The book is, alas, a bit uniform in its style. It's composed of a large number of "chapters," each of which is usually a page or two and covers a single law. Those are divided into ancient, pre-modern, US federal, US state, US city, and non-US laws, but with considerably funnier section headings than those. Each chapter has a title that's usually a brief summary of the law (often funny), an introduction, a quote (or several), and a punch line. There's not much variation, which makes it good bathroom reading — you can pick it up anywhere, read a few pages, and put it back down without fear of losing context — but lacks variety when read in large gulps.

I find Lowering the Bar itself funnier than this book.
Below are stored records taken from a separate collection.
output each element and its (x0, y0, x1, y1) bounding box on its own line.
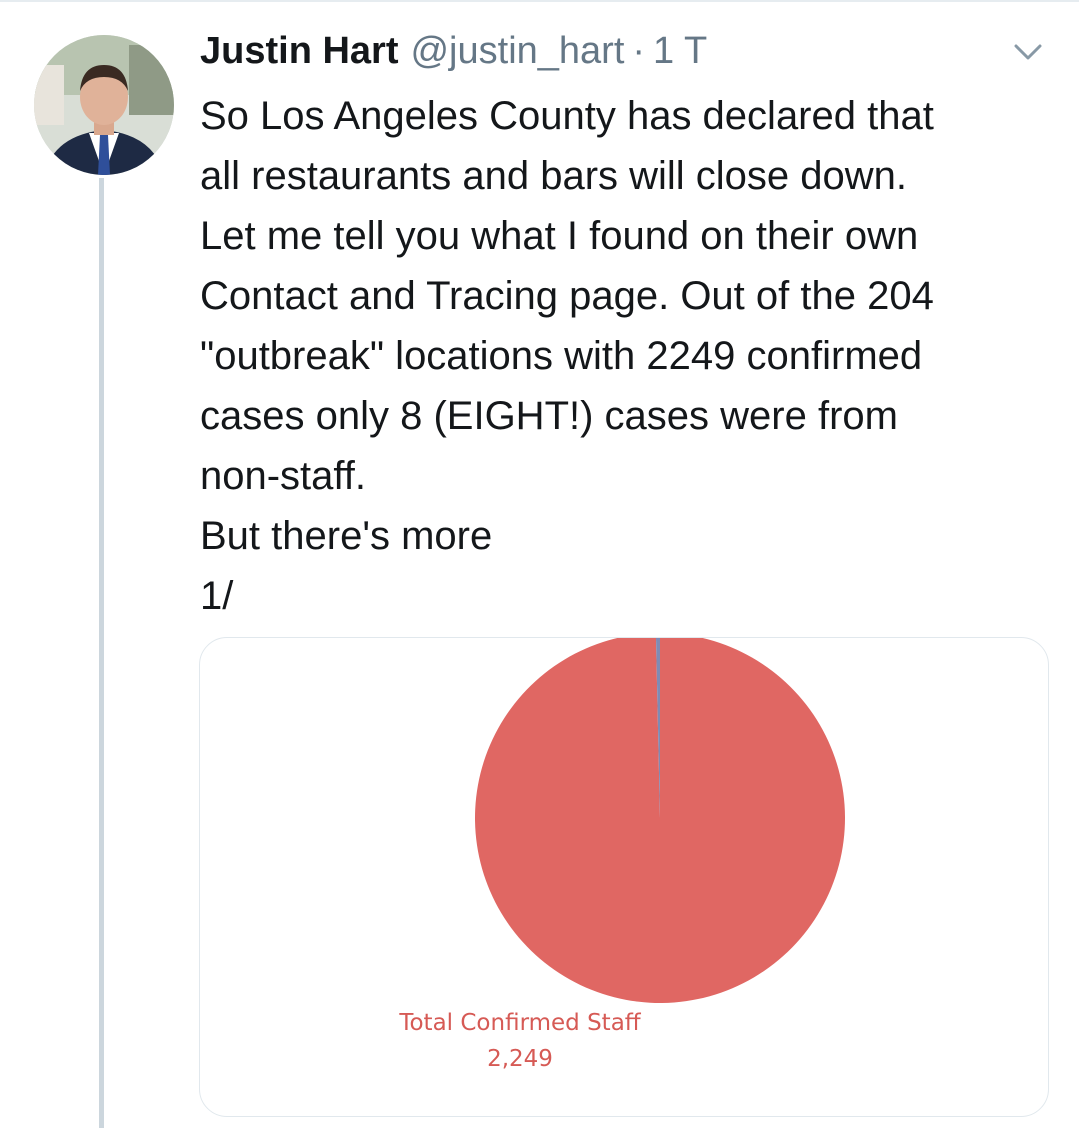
author-handle[interactable]: @justin_hart (410, 30, 624, 73)
pie-slice-label: Total Confirmed Staff (399, 1010, 641, 1036)
pie-chart (475, 638, 845, 1003)
tweet-media-card[interactable]: Total Confirmed Staff 2,249 (199, 637, 1049, 1117)
tweet-text-line: non-staff. (200, 454, 367, 498)
author-name[interactable]: Justin Hart (200, 30, 398, 73)
tweet-text-line: all restaurants and bars will close down… (200, 154, 908, 198)
pie-slice-value: 2,249 (487, 1046, 553, 1072)
profile-photo-icon (34, 35, 174, 175)
thread-line (99, 178, 104, 1128)
top-divider (0, 0, 1079, 2)
tweet-text-line: cases only 8 (EIGHT!) cases were from (200, 394, 898, 438)
tweet-timestamp[interactable]: 1 T (653, 30, 707, 73)
tweet-text-line: Let me tell you what I found on their ow… (200, 214, 919, 258)
tweet-text-line: But there's more (200, 514, 493, 558)
tweet-text-line: So Los Angeles County has declared that (200, 94, 934, 138)
tweet-text-line: Contact and Tracing page. Out of the 204 (200, 274, 934, 318)
tweet-text: So Los Angeles County has declared that … (200, 86, 1060, 626)
avatar[interactable] (34, 35, 174, 175)
tweet-text-line: 1/ (200, 574, 234, 618)
tweet-header: Justin Hart @justin_hart · 1 T (200, 30, 707, 84)
chevron-down-icon (1014, 44, 1042, 60)
tweet-text-line: "outbreak" locations with 2249 confirmed (200, 334, 923, 378)
tweet-menu-button[interactable] (1010, 40, 1046, 64)
header-separator: · (632, 30, 646, 72)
I think that's because the blog posts are longer, more varied, and mix weird laws with caustic political commentary and entertaining stories of the extremely ill-advised things people do around, within, and against the law. The odd laws are entertaining; the stories of defendants, the accounts of weird legal proceedings, and Underhill's exasperated sarcasm about legal and political stupidities are even funnier.

If you had to choose between the book and the blog, I'd go with the blog.

That said, you don't have to choose, and if you've been reading the blog for a while, more material is always welcome. A book also has the substantial advantage of being a way to throw some money at a blogger as a reward for hours of entertainment, with a bonus of getting an enjoyable physical object in return. I certainly don't regret the purchase, and I've already had an opportunity to mention Millard Fillmore's State of the Union address on guano. I'm not sure if that means the book made me smarter, but I do believe it made me more entertaining.

TL,DR version: Read Lowering the Bar. If you like that, there's this book. I think you can figure out the rest from there.